Following the 2020 Nagorno-Karabakh war, the eastern, lower part of the village, Nerkin Taghavard (Ներքին Թաղավարդ, also called Taghavard Kaler, Թաղավարդ Կալեր), continued to be controlled by the breakaway Republic of Artsakh as part of its Martuni Province, and the western, upper part of the village, Verin Taghavard (Վերին Թաղավարդ), came under the control of Azerbaijan as part of its Khojavend District.

In the context of the 2023 Nagorno-Karabakh clashes, Artsakh MP Metakse Hakobyan stated that civilians in the village had been captured by the Azerbaijani Armed Forces.

== Historical heritage sites ==
Historical heritage sites in and around Taghavard include the 12th/13th-century monastery of Barevatsari Vank (also known as Jukht/Jokht Pravatsari Vank), the 17th-century Berdahonj Church, and the church of Surb Astvatsatsin (Սուրբ Աստվածածին, lit. 'Holy Mother of God') built in 1840.
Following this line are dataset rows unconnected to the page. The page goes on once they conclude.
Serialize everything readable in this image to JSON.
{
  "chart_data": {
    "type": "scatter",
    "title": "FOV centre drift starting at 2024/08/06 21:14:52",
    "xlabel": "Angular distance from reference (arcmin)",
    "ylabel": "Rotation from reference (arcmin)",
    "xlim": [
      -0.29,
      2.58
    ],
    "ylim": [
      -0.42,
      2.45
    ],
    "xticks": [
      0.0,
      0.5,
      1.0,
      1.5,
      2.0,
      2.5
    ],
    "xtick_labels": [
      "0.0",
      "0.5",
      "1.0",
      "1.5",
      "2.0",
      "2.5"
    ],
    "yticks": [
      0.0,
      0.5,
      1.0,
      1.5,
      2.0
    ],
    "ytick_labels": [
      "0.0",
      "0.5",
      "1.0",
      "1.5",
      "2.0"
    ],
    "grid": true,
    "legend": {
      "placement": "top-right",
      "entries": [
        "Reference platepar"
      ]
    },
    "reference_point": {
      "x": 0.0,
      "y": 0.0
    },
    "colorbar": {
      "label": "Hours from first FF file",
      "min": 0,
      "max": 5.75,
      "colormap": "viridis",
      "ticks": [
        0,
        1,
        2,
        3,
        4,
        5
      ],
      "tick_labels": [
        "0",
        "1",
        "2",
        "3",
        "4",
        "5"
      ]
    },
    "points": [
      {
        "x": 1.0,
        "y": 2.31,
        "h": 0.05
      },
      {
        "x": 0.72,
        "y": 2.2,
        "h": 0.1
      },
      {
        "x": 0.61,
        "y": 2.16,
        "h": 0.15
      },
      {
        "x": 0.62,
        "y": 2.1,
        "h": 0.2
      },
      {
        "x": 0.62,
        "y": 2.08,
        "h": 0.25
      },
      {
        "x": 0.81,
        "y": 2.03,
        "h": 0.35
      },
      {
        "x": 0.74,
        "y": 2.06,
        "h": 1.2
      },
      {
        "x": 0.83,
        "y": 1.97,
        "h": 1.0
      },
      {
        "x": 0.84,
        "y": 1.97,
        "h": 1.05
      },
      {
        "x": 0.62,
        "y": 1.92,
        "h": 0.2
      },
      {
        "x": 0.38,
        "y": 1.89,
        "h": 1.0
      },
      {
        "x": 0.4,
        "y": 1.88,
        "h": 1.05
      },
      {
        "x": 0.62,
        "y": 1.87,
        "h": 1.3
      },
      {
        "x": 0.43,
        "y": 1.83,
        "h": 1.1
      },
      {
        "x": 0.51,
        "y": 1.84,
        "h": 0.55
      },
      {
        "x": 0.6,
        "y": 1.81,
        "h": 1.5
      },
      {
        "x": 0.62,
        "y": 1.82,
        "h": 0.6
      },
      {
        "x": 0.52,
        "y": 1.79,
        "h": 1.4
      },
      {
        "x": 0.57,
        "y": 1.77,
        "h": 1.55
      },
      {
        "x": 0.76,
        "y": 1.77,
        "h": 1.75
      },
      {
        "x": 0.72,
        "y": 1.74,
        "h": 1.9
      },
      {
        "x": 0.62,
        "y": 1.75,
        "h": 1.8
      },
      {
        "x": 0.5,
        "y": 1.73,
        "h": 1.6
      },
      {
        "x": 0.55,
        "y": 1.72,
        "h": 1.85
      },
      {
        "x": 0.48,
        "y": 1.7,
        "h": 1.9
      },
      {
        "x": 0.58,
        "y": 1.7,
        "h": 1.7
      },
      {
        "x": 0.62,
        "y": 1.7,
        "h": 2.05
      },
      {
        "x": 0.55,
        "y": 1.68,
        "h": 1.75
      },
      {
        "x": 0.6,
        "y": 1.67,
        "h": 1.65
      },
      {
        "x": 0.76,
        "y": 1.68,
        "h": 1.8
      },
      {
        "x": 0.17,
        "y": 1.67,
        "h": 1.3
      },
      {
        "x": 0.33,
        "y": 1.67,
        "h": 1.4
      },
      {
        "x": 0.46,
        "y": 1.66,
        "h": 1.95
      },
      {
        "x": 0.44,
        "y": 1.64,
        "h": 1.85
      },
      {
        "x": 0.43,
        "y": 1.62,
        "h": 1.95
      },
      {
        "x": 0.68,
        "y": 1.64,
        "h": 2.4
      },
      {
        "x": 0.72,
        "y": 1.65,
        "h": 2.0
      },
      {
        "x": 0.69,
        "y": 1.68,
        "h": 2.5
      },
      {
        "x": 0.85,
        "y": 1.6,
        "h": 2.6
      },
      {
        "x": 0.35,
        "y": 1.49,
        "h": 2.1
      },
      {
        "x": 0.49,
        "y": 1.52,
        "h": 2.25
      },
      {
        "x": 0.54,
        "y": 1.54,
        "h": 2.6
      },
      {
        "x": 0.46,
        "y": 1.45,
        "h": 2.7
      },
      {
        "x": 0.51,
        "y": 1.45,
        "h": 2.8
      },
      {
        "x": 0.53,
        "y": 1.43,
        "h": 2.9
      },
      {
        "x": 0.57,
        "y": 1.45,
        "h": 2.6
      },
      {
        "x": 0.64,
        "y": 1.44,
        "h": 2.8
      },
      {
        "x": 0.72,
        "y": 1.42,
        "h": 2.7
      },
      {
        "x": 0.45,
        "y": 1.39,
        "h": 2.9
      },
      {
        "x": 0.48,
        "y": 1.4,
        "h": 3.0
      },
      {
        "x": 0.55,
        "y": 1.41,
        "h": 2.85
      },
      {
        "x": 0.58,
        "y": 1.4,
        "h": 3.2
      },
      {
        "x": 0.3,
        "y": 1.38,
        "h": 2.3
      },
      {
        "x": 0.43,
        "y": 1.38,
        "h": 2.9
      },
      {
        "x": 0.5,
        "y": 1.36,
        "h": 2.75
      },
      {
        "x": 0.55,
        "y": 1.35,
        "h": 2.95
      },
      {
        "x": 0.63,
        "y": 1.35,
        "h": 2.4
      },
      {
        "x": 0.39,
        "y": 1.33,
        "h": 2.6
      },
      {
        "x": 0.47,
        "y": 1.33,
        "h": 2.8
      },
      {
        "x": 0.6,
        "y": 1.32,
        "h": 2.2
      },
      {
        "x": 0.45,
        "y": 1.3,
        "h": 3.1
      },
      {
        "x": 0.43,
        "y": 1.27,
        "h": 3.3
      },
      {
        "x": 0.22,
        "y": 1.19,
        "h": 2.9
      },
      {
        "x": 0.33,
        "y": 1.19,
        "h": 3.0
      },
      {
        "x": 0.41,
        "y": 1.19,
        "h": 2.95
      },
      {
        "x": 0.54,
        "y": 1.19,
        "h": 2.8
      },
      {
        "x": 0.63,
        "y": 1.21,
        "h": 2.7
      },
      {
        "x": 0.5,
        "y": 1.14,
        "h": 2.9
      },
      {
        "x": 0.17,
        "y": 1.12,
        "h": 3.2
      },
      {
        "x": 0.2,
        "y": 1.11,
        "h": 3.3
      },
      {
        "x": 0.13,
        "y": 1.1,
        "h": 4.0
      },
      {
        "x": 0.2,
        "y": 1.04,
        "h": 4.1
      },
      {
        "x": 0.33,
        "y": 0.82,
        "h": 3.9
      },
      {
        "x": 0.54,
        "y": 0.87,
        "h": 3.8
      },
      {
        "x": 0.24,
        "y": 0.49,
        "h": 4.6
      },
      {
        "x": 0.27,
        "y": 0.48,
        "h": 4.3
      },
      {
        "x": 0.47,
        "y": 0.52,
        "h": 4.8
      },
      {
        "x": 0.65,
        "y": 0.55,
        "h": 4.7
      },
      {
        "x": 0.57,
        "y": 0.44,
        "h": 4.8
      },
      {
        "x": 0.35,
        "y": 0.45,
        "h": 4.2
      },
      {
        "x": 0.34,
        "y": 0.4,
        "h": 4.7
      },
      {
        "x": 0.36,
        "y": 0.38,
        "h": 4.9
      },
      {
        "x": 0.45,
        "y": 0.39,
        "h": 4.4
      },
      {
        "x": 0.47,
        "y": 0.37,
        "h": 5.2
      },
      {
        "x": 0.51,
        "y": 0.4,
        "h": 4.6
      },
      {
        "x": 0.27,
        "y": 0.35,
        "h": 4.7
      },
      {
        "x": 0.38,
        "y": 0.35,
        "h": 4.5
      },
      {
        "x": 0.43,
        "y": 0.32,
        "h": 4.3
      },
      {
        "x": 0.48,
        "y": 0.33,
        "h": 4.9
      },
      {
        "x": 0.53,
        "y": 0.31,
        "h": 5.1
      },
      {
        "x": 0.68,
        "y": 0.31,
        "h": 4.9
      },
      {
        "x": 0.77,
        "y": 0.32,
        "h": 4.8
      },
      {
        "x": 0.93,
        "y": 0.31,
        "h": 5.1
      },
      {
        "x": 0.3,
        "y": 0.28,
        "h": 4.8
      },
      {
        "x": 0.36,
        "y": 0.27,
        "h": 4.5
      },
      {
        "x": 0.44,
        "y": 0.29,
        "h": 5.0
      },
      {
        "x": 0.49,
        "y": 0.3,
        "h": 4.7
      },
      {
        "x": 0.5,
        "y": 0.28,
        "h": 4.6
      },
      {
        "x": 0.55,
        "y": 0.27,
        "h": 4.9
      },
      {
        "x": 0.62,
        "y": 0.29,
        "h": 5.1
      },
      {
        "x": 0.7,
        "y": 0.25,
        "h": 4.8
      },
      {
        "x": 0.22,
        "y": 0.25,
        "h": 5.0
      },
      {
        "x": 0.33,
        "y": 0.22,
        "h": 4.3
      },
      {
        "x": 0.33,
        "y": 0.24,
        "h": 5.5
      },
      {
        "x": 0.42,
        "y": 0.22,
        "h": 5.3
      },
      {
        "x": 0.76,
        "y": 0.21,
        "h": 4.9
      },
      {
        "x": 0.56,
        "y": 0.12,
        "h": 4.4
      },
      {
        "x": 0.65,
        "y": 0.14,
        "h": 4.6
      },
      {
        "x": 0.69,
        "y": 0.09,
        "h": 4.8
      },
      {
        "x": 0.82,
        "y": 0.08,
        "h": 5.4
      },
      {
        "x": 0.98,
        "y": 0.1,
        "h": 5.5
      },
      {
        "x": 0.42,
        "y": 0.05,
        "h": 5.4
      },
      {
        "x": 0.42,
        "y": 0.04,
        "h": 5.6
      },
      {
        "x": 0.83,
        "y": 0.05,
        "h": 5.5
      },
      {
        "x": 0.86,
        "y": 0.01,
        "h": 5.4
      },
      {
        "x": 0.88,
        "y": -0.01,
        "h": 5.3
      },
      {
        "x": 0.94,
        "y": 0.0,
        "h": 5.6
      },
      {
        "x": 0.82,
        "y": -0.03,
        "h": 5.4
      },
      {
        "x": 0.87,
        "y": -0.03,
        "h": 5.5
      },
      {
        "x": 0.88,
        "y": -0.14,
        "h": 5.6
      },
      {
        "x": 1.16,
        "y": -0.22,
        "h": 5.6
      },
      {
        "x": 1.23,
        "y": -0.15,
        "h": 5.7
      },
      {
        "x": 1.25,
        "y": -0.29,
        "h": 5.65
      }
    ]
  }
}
In July 2021, satellite images released by Caucasus Heritage Watch, a watchdog group made up of researchers from Purdue and Cornell, revealed that Azerbaijani bulldozers had cleared the western half of the village, thereby endangering the St. Astvatsatsin Church. It called on Azerbaijani authorities to prevent damage or destruction.

== Economy and culture ==
The population is mainly engaged in agriculture and animal husbandry. As of 2015, the village had a municipal building, a house of culture, two schools, a kindergarten, three shops, and a medical centre.

== Demographics ==
The village had 1,315 inhabitants in 2005, and 1,301 inhabitants in 2015.